Bahrain’s main Shia opposition bloc has reiterated its demand for a government led by the parliamentary majority, in a statement released after a dispute during a national dialogue.
“The solution to the political crisis is through the acceptance of (its) demands,” and that “any other option would only deepen the crisis,” the Islamic National Accord Association (Al Wefaq) said in a statement on Tuesday.
Since the July 2 debut of the national dialogue, which is aimed at forwarding political reforms after Shia-led protests were crushed in a bloody crackdown in March, Al-Wefaq has called for a government led by the parliamentary majority.
The group won 18 of 40 seats in the most recent parliamentary elections, but its MPs resigned to protest violence against demonstrators.
On Tuesday, a Sunni representative in one of the dialogue sessions called Shias “naturalised rejectors (of Islamic orthodoxy),” in reference to the Iranian origin of some members of the community to which a majority of Bahrainis belong, the Al Wasat newspaper reported.
In reaction, Al Wefaq’s representatives walked out of the meeting, which was dealing with reforming naturalisation laws.
Naturalisation was a major issue in the February-March protests in Bahrain, where many Shias accuse the kingdom’s Sunni rulers of naturalising Sunnis in a bid to change Bahraini demographics.
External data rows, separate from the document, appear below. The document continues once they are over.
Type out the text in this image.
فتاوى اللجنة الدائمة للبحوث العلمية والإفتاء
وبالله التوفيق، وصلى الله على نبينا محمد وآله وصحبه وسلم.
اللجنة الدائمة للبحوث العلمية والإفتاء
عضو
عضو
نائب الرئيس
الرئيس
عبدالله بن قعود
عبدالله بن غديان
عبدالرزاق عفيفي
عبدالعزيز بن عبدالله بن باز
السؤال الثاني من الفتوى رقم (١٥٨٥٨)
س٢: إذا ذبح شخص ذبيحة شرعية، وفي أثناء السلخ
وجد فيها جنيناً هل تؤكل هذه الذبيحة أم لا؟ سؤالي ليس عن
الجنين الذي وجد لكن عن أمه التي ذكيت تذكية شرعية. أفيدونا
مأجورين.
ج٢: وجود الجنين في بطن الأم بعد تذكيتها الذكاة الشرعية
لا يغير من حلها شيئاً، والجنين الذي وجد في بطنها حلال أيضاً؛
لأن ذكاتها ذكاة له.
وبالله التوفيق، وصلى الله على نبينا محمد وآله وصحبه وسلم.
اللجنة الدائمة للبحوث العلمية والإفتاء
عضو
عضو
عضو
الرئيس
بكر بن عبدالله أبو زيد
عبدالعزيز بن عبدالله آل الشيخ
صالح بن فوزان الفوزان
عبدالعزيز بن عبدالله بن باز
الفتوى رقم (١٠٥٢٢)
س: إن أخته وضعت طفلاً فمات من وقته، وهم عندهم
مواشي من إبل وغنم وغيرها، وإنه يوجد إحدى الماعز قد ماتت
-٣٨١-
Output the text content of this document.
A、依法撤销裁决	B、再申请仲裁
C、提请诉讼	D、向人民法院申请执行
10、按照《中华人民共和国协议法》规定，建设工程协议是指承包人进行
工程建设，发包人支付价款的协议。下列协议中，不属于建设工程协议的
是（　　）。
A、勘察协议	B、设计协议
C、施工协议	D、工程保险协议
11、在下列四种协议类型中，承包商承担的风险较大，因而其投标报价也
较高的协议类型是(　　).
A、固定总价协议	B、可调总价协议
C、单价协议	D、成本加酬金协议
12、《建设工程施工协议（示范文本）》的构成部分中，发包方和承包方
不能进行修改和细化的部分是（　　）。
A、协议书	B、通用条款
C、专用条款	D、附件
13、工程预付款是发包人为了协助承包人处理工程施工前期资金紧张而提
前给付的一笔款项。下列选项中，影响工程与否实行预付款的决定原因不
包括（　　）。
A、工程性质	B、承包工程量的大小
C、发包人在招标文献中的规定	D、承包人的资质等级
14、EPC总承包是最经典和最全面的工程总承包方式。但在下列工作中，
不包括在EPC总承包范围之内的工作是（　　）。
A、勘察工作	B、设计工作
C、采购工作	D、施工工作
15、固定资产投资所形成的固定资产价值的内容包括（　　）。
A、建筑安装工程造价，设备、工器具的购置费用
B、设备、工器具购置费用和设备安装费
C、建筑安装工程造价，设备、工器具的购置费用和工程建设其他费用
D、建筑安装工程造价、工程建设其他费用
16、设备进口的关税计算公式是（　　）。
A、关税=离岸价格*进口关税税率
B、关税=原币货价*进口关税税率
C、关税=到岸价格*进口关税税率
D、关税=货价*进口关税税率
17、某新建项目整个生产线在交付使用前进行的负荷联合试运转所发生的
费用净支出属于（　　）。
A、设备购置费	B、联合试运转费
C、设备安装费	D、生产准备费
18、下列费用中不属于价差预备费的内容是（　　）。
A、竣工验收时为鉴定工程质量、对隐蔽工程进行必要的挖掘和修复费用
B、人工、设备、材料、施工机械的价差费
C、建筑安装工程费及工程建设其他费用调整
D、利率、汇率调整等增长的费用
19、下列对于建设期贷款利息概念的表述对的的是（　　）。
Al-Wefaq said in the statement that it would, however, not be “intimidated by manoeuvres of sabotage” at the dialogue.
Shias are a majority of the population of Bahrain, which is ruled by a Sunni dynasty.
The bloc decided at the last minute to participate in the dialogue, encouraged by the international community, including the US, whose Fifth Fleet is based in Bahrain.